MIAMI -- While a variety of supermarket retailers on Manhattan's Upper West Side still continue to test smart cards as a payment option, a fast food restaurant is motivating its customers to make purchases with electronic cash by rewarding them with frequent-shopper points for each purchase made with the card.
Burger King Corp. here launched a six-month pilot test of a smart card loyalty program in four Nassau County, N.Y.-based units June 3.
The smart cards, which contain a microprocessor chip capable of storing cash values up to $200, allow customers to purchase meals and products. In addition, the chip embedded in the electronic cards instantly tracks and stores purchase data, so the fast food giant can reward customers with loyalty points based on the dollars spent with the card.
The smart cards can also be used at merchants participating in Manhattan's Upper West Side test program.
"We expect the test to prove customer interest in the technology, and simultaneously, it is a great way for us to monitor and reward customers for their loyalty," said Charles Nicolas, spokesperson for Burger King.

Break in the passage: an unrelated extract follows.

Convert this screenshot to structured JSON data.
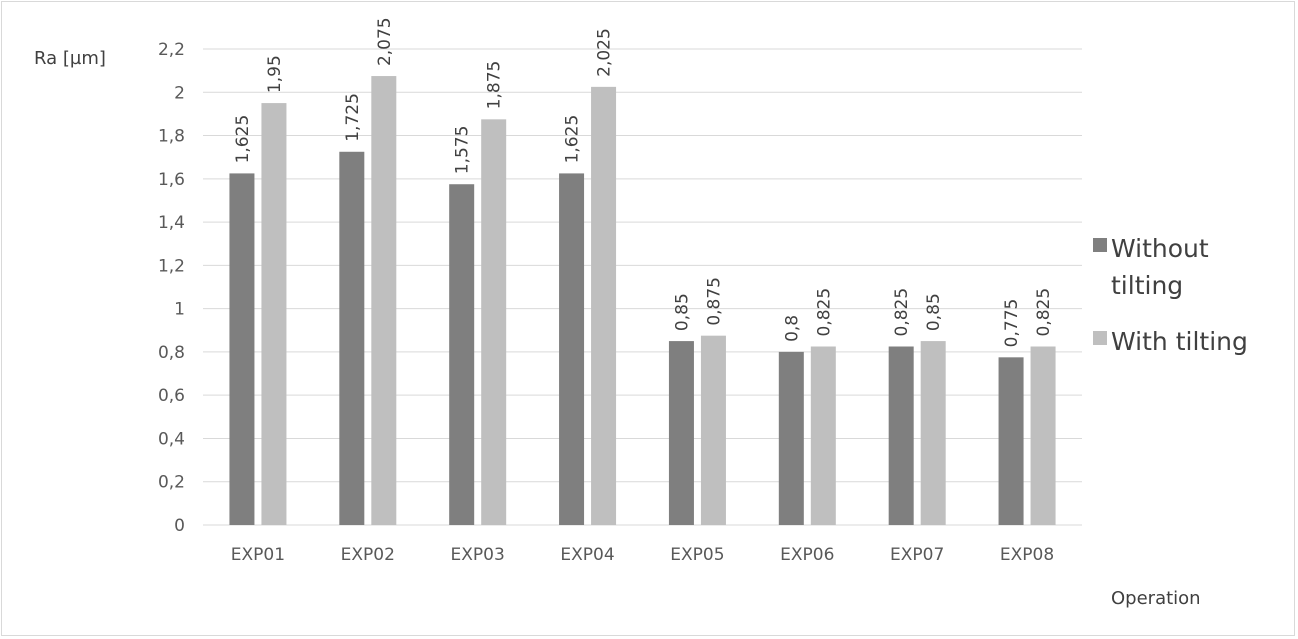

The cards, available through dispensers in all four participating stores, come in $10 or $20 denominations. As customers insert cash into the machines, the cards are released, and can be used instantly for food purchases at the participating locations.
"Customers can order menu items and meals up to the value on the card," Nicolas explained. The cashier presses a button on the point-of-sale verifying that the order will be a smart card payment, and the customer inserts the card into a card reader next to the register.
"The card reader displays the order total, and the customer approves the total by pressing a button on the reader," he explained. "Once the order is verified, that total is deducted from the card."
According to Nicolas, the cards can also be reloaded at modified automatic teller machines in the participating restaurants, as well as at three branches of Chase Manhattan Bank, N.Y., in the testing areas. Customers must reload the card through transfers from their ATM cards.
The pilot is a joint launch between Burger King and Mondex U.S.A., San Francisco, which is owned by seven U.S. financial service companies.
The twist that differentiates this smart card test from other recent pilots is that Burger King is also using its card to promote customer loyalty. "For every dollar we deduct from the smart card for meal items, customers receive one loyalty point which is stored on the card's memory," Nicolas said. "Even if an order comes to $5.50, we round up to the next dollar, and give customers that extra point."
Once 10 points are accumulated, customers can redeem them for a free breakfast value meal; 15 points earn a free Whopper value meal, and 20 points entitle customers to any of the restaurant's value meals for free.
While Burger King is expecting the electronic cards to increase customer traffic and loyalty, participation is varied. "We are seeing a lot of interest, and customer smart card transactions vary day to day," said Edward Almonte, assistant manager for the Roosevelt Field Mall, Garden City, location. For example, cashiers are processing approximately eight to 15 card transactions per shift, he said.
"I think the cards are attracting more people into the stores," he added. "We ask them to use the card, and as a reward they can receive free food. It is all business, but it is fun business."
Burger King and Mondex executives declined to comment on further expansion, but they will be monitoring results during and after the pilot test. "This is a learning process," said Janet Otsuki, spokesperson for Mondex.
"This is the first time we are involved with an 'on-chip' loyalty program, and we hope to learn about how electronic cash can be a convenience and rewards combination," she added. "It is definitely more exciting and valuable than just an electronic cash product."
Though card use is currently limited to these four Burger King units, they can also be used at merchants participating in Manhattan's Upper West Side pilot. "However, customers will not earn loyalty points for using the cards outside of our pilot," explained Nicolas.
New York's test began in October as a six-month pilot. Currently the test has 450 merchants participating, with 91,000 cards issued to residents of the Upper West Side of Manhattan, according to Otsuki.
At the test's launch, supermarket retailers gearing up to accept the smart cards included two Food Emporium stores, a division of A&P, Montvale, N.J.; two D'Agostino Supermarkets, based in Larchmont, N.Y.; five Gristedes and a Sloan's Supermarkets location, both units of the Red Apple Group here.
The test was launched to test the inter-operability of electronic cash cards provided by both MasterCard International, Purchase, N.Y., and Visa U.S.A., San Mateo, Calif., and issued by Chase Manhattan and Citibank, N.Y.
"The pilot is still successfully running on a test basis," said Mondex's Otsuki. "We want to add a bit more pizzazz to motivate customers to use the cards more, and hopefully we will see expansion of this pilot later this year."
Otsuki declined to give specific details on the expansion, but did say the test could include additional stores and services. "Nothing has been announced, though the test could still be contained geographically," she added.
Other venues that have tested smart cards include the 1996 Summer Olympic Games in Atlanta, and the electronic cards have also been used on a limited basis in controlled environments such as college campuses and theme parks.